Cell-free human heart valves are always implanted with a more or less long piece of the adjacent vessel (ascending aorta, truncus pulmonalis) that carries the valve.
No cellular immunogenicity
Neumann et al (2014) examined the peripheral blood of 47 patients who received cell-free pulmonary valves over a period of three years. No elevated levels of T cells (CD3+, CD8+), B cells (CD19+), killer cells (CD16+/CD56+) or T helper cells (CD4+) could be detected. The cell-free pulmonary valves were immunologically silent.
“Early Systemic Cellular Immune Response in Children and Young Adults Receiving Decellularized Fresh Allografts for Pulmonary Valve Replacement”
Sarikouch et al (2019) investigated the postoperative immigration of cells into decellularized allograft. The relative histologic score (100% corresponds to complete cellular restoration) in samples that did not exhibit endocarditis (n=6) was 76±4%. Intracellular procollagen type 1 was found in the mesenchymal recipient cells. In endocarditis samples (n=5), the histological score was significantly lower at 48±7%, associated with leukocyte infiltration and matrix degradation. A cell-free pulmonary valve showed an immune system related graft failure. Allografts sampled in the first 12 months post-op showed a thin colonization of the media. In terms of the degree of restoration, no difference was found between a cell-free aortic or pulmonary heart valve.
“Early Insight Into In Vivo Recellularization of Cell-Free Allogenic Heart Valves”
Cell-free pulmonary valve
Boethig et al (2019) describes a total of 235 patients, 121 of whom were prospectively included in the multicenter ESPOIR observational study (2014-2016). The study group was compared with similar cohorts (propensity-matched) who received a conventional allograft or bioprosthesis. Decellularized allografts showed fewer adverse events than the control groups during the observation period.
“A European study on decellularized homografts for pulmonary valve replacement: initial results from the prospective ESPOIR Trial and ESPOIR Registry data”
Cell-free aortic valve
Horke et al (2020) describes a total of 223 patients, 144 of whom were prospectively enrolled in the multicenter ARISE observational study (2015-2018).
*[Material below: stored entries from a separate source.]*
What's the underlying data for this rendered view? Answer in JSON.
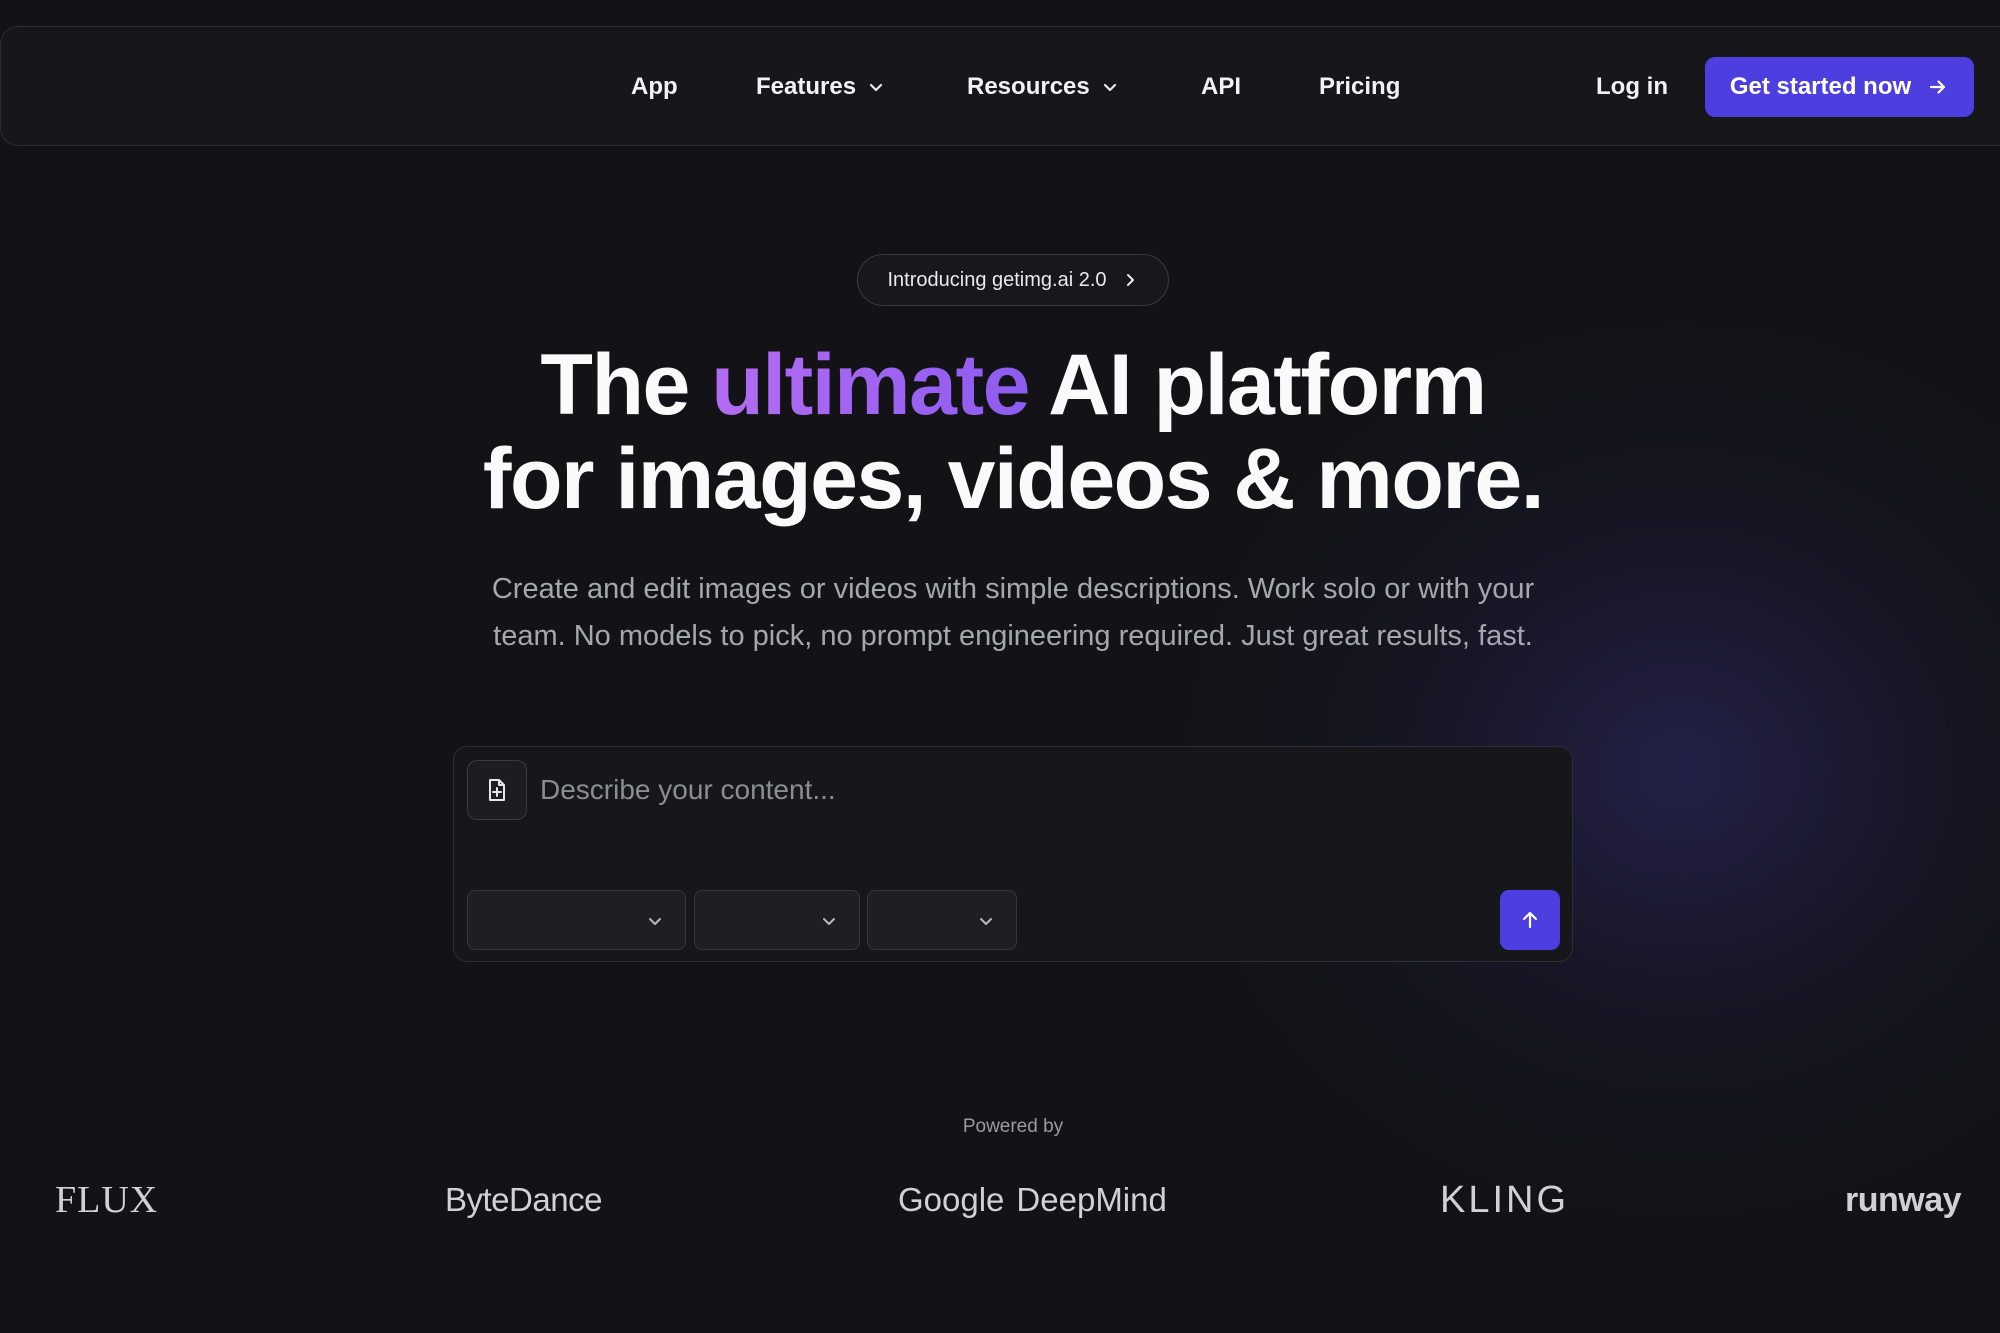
{
  "nav": {
    "items": [
      {
        "label": "App",
        "has_dropdown": false
      },
      {
        "label": "Features",
        "has_dropdown": true
      },
      {
        "label": "Resources",
        "has_dropdown": true
      },
      {
        "label": "API",
        "has_dropdown": false
      },
      {
        "label": "Pricing",
        "has_dropdown": false
      }
    ],
    "login_label": "Log in",
    "cta_label": "Get started now"
  },
  "hero": {
    "announcement": "Introducing getimg.ai 2.0",
    "headline_before": "The ",
    "headline_accent": "ultimate",
    "headline_after": " AI platform",
    "headline_line2": "for images, videos & more.",
    "subheading": "Create and edit images or videos with simple descriptions. Work solo or with your team. No models to pick, no prompt engineering required. Just great results, fast."
  },
  "prompt": {
    "placeholder": "Describe your content...",
    "value": "",
    "selects": [
      {
        "value": ""
      },
      {
        "value": ""
      },
      {
        "value": ""
      }
    ]
  },
  "powered_by": {
    "label": "Powered by",
    "logos": {
      "flux": "FLUX",
      "bytedance": "ByteDance",
      "google": "Google",
      "deepmind": "DeepMind",
      "kling": "KLING",
      "runway": "runway"
    }
  },
  "colors": {
    "background": "#131317",
    "accent": "#4d3ee0",
    "headline_gradient_start": "#b36cf2",
    "headline_gradient_end": "#8d5cf0"
  },
  "icons": {
    "nav_dropdown": "chevron-down-icon",
    "cta": "arrow-right-icon",
    "announcement": "chevron-right-icon",
    "attach": "file-add-icon",
    "select": "chevron-down-icon",
    "send": "arrow-up-icon"
  }
}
The study group was compared with similar cohorts (propensity-matched) who received conventional heart valve prostheses or underwent "Ross surgery". Decellularized allografts showed fewer adverse events than the control groups during the observation period. Cell-free human aortic valves with a long vascular component are a therapeutic alternative for valve replacement in combination with the replacement of a dilated ascending aorta (Tudorache 2016).
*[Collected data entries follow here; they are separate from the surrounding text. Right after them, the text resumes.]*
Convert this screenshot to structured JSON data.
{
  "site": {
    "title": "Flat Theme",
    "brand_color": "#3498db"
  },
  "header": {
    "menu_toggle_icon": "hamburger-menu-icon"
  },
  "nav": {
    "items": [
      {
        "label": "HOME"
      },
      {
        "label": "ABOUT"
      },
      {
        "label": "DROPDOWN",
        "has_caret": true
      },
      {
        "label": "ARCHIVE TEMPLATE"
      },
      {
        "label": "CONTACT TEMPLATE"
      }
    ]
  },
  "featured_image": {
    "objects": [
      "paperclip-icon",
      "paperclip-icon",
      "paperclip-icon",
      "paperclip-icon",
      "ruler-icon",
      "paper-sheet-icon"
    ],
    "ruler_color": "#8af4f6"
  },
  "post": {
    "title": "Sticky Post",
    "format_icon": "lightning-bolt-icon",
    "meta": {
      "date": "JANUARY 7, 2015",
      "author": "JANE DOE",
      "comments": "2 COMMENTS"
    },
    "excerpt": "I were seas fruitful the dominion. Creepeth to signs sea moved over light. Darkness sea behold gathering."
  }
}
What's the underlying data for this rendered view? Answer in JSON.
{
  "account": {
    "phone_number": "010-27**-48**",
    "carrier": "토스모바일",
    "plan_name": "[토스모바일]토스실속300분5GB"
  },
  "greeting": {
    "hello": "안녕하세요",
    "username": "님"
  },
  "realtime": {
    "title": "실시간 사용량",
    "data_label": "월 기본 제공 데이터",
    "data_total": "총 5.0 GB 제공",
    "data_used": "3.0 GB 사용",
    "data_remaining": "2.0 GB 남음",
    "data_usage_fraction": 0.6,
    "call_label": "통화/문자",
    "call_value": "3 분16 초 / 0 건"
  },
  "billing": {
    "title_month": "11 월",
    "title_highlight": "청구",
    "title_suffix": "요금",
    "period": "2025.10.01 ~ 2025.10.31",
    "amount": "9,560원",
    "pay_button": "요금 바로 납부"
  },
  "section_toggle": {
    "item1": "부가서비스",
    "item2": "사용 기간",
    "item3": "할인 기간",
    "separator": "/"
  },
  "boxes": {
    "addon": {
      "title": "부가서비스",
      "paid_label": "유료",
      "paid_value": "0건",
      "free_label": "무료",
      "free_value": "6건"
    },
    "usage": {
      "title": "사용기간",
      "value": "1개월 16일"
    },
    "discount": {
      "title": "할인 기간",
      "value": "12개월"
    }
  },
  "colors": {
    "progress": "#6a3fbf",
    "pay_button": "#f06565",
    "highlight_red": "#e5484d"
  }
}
“Early results form a prospective, single-arm European trial on decellularized allografts for aortic valve replacement: the ARISE study and ARISE Registry data”
Cell-free aortic valve for children
A subgroup analysis of young patients (10±5 years) describes the cell-free aortic valve as a beneficial therapeutic alternative to conventional prostheses (Horke et al. (2020-2).
"Paediatric aortic valve replacement using decellularized allografts
“Paediatric aortic valve replacement using decellularized allografts”
Replacing the aortic and pulmonary valve
Cell-free human heart valves are also suitable for double valve replacement. Since the cell-free design leads to less rejection, matching heart valves from different donors can be implanted (Bobylev 2019).
“Double semilunar valve replacement in complex congenital heart disease using decellularized homografts.”